E-rech aber hatte sich nicht schrecken lassen, und er war gezwungen gewesen, die Stadt zu belagern. En-mer-kar würde wohl morgen einen Ausfall unternehmen lassen. Schon der Wassermangel in der Stadt zwang ihn sicher dazu. Es könnte zu einer Schlacht auf offenem Felde kommen.

Der Gal-Uku-Patesi faßte schließlich den Entschluß, den Ring der Belagerung auf der dem Fluß abgewandten Seite der Stadt zu verstärken und die Wache nahe dem Ufer nur schwach zu besetzen. Auf diese Weise würde En-mer-kar vielleicht den Ausfall zum Pu-rat-tu hin durchführen, und die Soldaten aus Ur konnten dann den Feind angreifen, in den Fluß drängen oder in die Stadt zurücktreiben.

Als der Morgen graute, warf sich der Gal-Uku-Patesi auf sein Lager. Schnell schlief er ein.

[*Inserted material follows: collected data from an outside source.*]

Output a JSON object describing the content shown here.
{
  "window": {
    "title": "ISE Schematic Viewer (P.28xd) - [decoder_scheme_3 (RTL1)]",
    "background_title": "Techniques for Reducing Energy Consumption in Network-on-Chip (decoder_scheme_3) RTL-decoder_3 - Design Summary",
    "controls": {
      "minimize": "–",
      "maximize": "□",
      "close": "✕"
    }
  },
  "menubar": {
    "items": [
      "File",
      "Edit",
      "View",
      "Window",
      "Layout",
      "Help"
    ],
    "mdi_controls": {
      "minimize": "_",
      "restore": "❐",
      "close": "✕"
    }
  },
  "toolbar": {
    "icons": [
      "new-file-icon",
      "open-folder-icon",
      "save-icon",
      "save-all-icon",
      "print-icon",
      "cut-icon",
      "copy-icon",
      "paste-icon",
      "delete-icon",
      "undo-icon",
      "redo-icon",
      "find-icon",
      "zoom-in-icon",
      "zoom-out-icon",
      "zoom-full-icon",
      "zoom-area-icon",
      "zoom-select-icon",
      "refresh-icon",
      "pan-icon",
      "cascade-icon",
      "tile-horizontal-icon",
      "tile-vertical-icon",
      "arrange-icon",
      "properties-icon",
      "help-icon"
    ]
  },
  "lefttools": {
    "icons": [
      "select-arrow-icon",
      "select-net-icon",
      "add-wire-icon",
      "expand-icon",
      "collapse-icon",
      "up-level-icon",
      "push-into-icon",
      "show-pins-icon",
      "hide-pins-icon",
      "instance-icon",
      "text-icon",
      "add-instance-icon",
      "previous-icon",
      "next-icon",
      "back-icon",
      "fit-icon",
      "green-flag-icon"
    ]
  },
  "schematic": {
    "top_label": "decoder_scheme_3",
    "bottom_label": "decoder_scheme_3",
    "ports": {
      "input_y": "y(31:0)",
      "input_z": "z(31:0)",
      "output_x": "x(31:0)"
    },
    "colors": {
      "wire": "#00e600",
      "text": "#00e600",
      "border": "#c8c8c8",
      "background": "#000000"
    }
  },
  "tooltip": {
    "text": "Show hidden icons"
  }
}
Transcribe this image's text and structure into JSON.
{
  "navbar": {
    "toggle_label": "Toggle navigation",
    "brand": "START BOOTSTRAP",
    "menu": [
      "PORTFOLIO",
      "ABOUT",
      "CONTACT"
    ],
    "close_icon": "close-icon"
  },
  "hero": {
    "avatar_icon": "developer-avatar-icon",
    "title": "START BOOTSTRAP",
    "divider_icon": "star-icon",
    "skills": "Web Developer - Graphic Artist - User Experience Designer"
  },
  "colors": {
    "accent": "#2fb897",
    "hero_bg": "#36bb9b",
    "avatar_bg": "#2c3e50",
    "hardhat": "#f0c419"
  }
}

Wüstes Geschrei weckte ihn. Der Heerführer sprang auf und ergriff seinen Lederhelm. Die grellen Strahlen der noch tiefstehenden Morgensonne stachen durch einen Spalt des Zelteinganges und blendeten ihn kurze Zeit. Der Gal-Uku- Patesi trat ins Freie. Seine Soldaten standen umher und starrten in die Luft. Hoch oben, noch über der belagerten Stadt, schwebte eine runde Scheibe, um die ein Ring kreiste. Der fremde, nie gesehene unheimliche Vogel senkte sich etwas herab und folgte nahe der Stadtmauer der Linie der Postenkette. Die Soldaten dort stoben nach allen Seiten auseinander. Nur im Heerlager, das etwas abseits lag, blieben die Krieger dicht beisammen.